Вот и все мои хоровые произведения.

– Гия Александрович, а если вспомнить недавнюю премьеру в Германии сочинения «Dixi» для хора и оркестра, это ведь тоже одно из рубежных произведений Вашего творчества? 

Это проект, который был задуман  оркестром Баварского радио, одним из лучших коллективов не только в Европе. И хор у них славный! Исходя из замысла менеджмента оркестра, решено было предварять каждую симфонию Бетховена каким-либо опусом современного композитора. Мне как всегда повезло больше других моих соавторов. Я оказался рядом с Девятой симфонией Бетховена. Симфония «Dixi», что буквально переводится с латыни как «Я сказал», написана для большого смешанного хора и оркестра. Произведение посвящено моему близкому другу и коллеге Джансугу Кахидзе, который десять лет тому назад ушел из жизни. 

– Гия Александрович, многие Ваши произведения окутаны пеленой ностальгии и светлой печали. С чем связана такая грусть? 

Я не знаю, мне очень трудно обосновать ту печаль, которая сопутствует всему моему творчеству. Но если вспомнить, что во времена, когда я родился, еще был жив Иосиф Виссарионович и из нас воспитывали воинствующих атеистов, и мы все плакали, когда он скончался, – многое становится понятно. Когда начинаешь постепенно вникать, при какой системе ты жил, кто был ОН, сколько миллионов невинных людей было убито… Я не буду дальше продолжать, ведь понятно, какое это было время.

А потом появилась надежда, связанная с «оттепелью» Хрущева, когда начала поступать какая-то информация.

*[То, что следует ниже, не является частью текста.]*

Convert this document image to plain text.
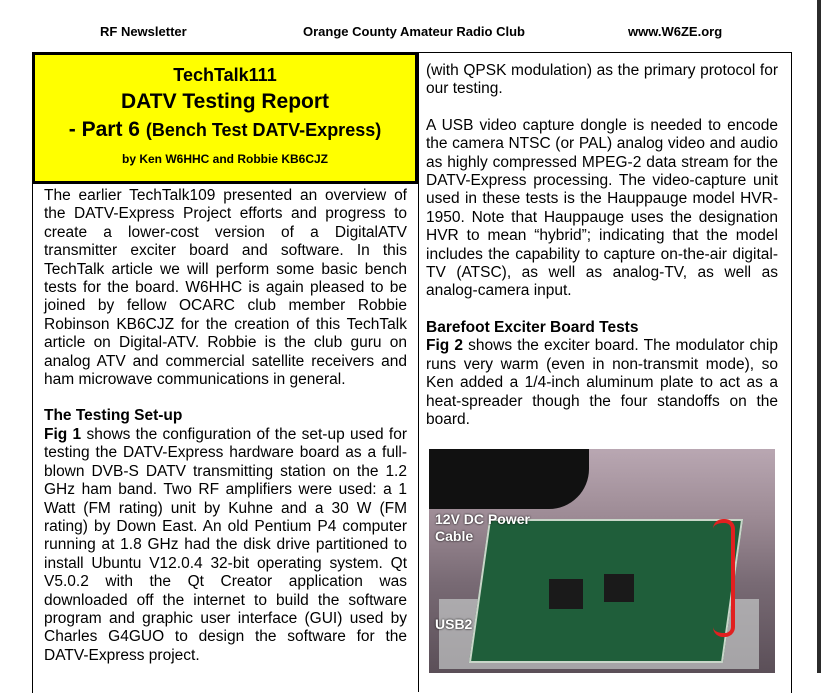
RF Newsletter	Orange County Amateur Radio Club	www.W6ZE.org
TechTalk111
DATV Testing Report
- Part 6 (Bench Test DATV-Express)
by Ken W6HHC and Robbie KB6CJZ

The earlier TechTalk109 presented an overview of the DATV-Express Project efforts and progress to create a lower-cost version of a DigitalATV transmitter exciter board and software. In this TechTalk article we will perform some basic bench tests for the board. W6HHC is again pleased to be joined by fellow OCARC club member Robbie Robinson KB6CJZ for the creation of this TechTalk article on Digital-ATV. Robbie is the club guru on analog ATV and commercial satellite receivers and ham microwave communications in general.

The Testing Set-up

Fig 1 shows the configuration of the set-up used for testing the DATV-Express hardware board as a full-blown DVB-S DATV transmitting station on the 1.2 GHz ham band. Two RF amplifiers were used: a 1 Watt (FM rating) unit by Kuhne and a 30 W (FM rating) by Down East. An old Pentium P4 computer running at 1.8 GHz had the disk drive partitioned to install Ubuntu V12.0.4 32-bit operating system. Qt V5.0.2 with the Qt Creator application was downloaded off the internet to build the software program and graphic user interface (GUI) used by Charles G4GUO to design the software for the DATV-Express project.

(with QPSK modulation) as the primary protocol for our testing.

A USB video capture dongle is needed to encode the camera NTSC (or PAL) analog video and audio as highly compressed MPEG-2 data stream for the DATV-Express processing. The video-capture unit used in these tests is the Hauppauge model HVR-1950. Note that Hauppauge uses the designation HVR to mean “hybrid”; indicating that the model includes the capability to capture on-the-air digital-TV (ATSC), as well as analog-TV, as well as analog-camera input.

Barefoot Exciter Board Tests

Fig 2 shows the exciter board. The modulator chip runs very warm (even in non-transmit mode), so Ken added a 1/4-inch aluminum plate to act as a heat-spreader though the four standoffs on the board.

12V DC Power
Cable
USB2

Мы, будучи студентами консерватории, начали понимать, что, к счастью, кроме Шостаковича, которого мы досконально изучали, и позднего Прокофьева, существует еще целый мир музыки, о которой мы не имели представления. Именно во время «оттепели» эта информация начала поступать сначала в Москву, в Ленинград, и только потом это все оседало в Закавказье: в консерваториях Баку, Еревана, Тбилиси.

В Киеве работал дирижер Игорь Блажков. Он мне прислал на одной километровой магнитофонной ленте все творчество Антона Веберна. И это было для меня открытие. В то же самое время я послушал Пьера Булеза, который оказал на меня абсолютно противоположное влияние – мне очень не понравилась эта музыка. Так постепенно эта «оттепель» стала давать какие-то положительные ростки, но эта надежда очень быстро исчезла, потому что затем последовали так называемые годы застоя. Я не мог понять, в чем разница между швейцарами в гостинице «Москва» и членами Политбюро, – это были абсолютно одинаковые «похабитусы». Если вдруг среди членов Политбюро появлялась благозвучная фамилия – уже появлялась надежда, что, может быть, что-нибудь изменится. Но эти благозвучные фамилии не помогали. Я сейчас не буду рассказывать вам обо всем, что в это время мне пришлось пережить, но, наверное, с этим связана печаль, которая существует в моей музыке. Хотя в кино и театре мне приходится писать и радостную музыку, потому что этого хотят авторы спектаклей или фильмов. 

– Гия Александрович, в одной из бесед Вы упоминали, что Вам лучше сочиняется в Домах творчества. Несколько лет назад это был Берлин,  а сегодня Бельгия? 

Да, мой дом в Антверпене, где я живу, это такой же Дом творчества с прекрасной и подходящей для меня атмосферой, как и в Берлине. 

– Вы в курсе, как обстоят дела в Грузии сегодня с современной академической музыкой? 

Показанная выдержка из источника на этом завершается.